The serious student will progress most rapidly if in his practice he pursues both these extremes of vision to the utmost. He will then achieve confidence and certainty in seeing and reproducing and find most quickly his own personal means of expression. It is always wrong for a beginner to start with a one-sided program, with a preconceived notion of how to see and how to reproduce. It is equally wrong for the teacher to force his own individuality onto his students.
We have shown how in first attempting to make the ambiguous outline into an unambiguous representation, it is often the tone value that gives a thing substance. Tone value can also indicate the kind of material the subject is made of. The beholder always likes to know if he is looking at stone, wood, or cloth, whether the material is rough or smooth, soft or hard, dense or loosely assembled, etc. Lines, or strokes, can indicate material.
Although it is not always ideal, the relatively stubborn "stroke" can give a peculiarly attractive rendering of material. However, color may sometimes seem a more suitable means of communicating fluid and other uniform surfaces.
The simplest representation of a surface is made with parallel strokes, or hatching. But because a surface is seldom depicted parallel to the plane of the picture, parallel hatching will often throw the picture out of alignment. The lines of the hatching, like any strokes, tend to indicate a direction which is unconsciously associated with the vanishing point of spatial perspective.
Either the hatching must take this into account or a different method of indicating surface must replace it: one conveying texture. Texture is essentially a means of representing a surface without implying any direction. The methods are innumerable. Even crosshatching loses any definite sense of direction, since it consists of four different directions, one pair perpendicular to the other.
It is possible to represent almost every material with textures of dots and lines. This can be practiced at every turn. Once you can fill in textures, you progress to drawing the textured areas without any outline. At first you need a guide: a thin pencil outline which is erased after the texture has been filled in with pen and ink. In time you will be able to achieve directly, without a guiding outline, the striking effect of textured areas which touch without outlines. These are the means of expression of impressionistic vision, of things seen as surfaces.
A uniform texture of equal tone value can be easily developed into one with gradations of tone which fades away. It can then be used for the representation both of receding perspective and of modeling in the round.

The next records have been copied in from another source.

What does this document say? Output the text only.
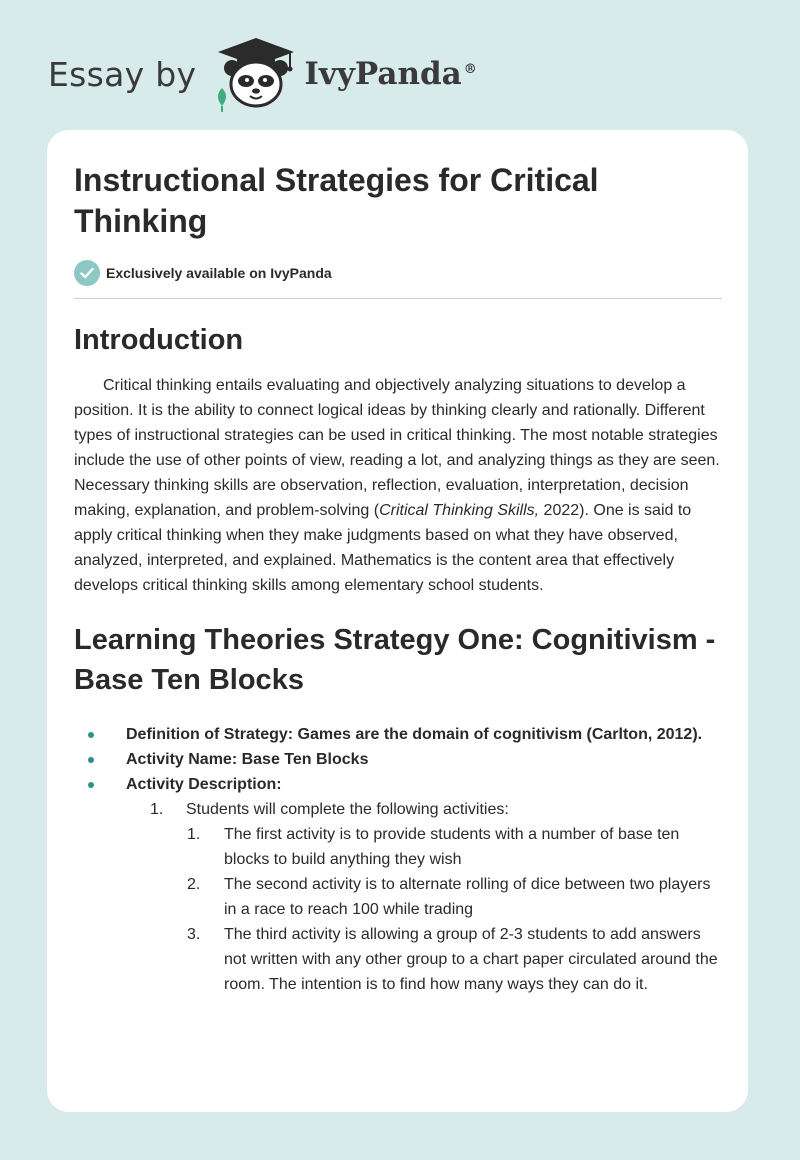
Essay by	IvyPanda ®
Instructional Strategies for Critical Thinking
Exclusively available on IvyPanda
Introduction

Critical thinking entails evaluating and objectively analyzing situations to develop a position. It is the ability to connect logical ideas by thinking clearly and rationally. Different types of instructional strategies can be used in critical thinking. The most notable strategies include the use of other points of view, reading a lot, and analyzing things as they are seen. Necessary thinking skills are observation, reflection, evaluation, interpretation, decision making, explanation, and problem-solving (Critical Thinking Skills, 2022). One is said to apply critical thinking when they make judgments based on what they have observed, analyzed, interpreted, and explained. Mathematics is the content area that effectively develops critical thinking skills among elementary school students.

Learning Theories Strategy One: Cognitivism - Base Ten Blocks
Definition of Strategy: Games are the domain of cognitivism (Carlton, 2012).
Activity Name: Base Ten Blocks
Activity Description:
1. Students will complete the following activities:
1. The first activity is to provide students with a number of base ten blocks to build anything they wish
2. The second activity is to alternate rolling of dice between two players in a race to reach 100 while trading
3. The third activity is allowing a group of 2-3 students to add answers not written with any other group to a chart paper circulated around the room. The intention is to find how many ways they can do it.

When talking of the sketch, we were constantly referring to broken and incomplete strokes. They do not generally end abruptly, but are faded out, either becoming narrower or lighter in tone, or both, according to the material used for drawing. If you use a pen which does not respond to alterations of pressure, the line disappears in dashes or dots.
In the same way that gradations in the weight of the texture produce an effect of volume or of distance, so a heavier or lighter line can give the illusion of space or volume, even if the line is used only as a contour. It can raise the outlined object out of the picture plane clearly enough to make shading or complete rendering of the material by texture unnecessary. Thickening of the line conveys shadow or nearness to the beholder; a faint line betokens light or distance. In the strongest light, the line can disappear altogether.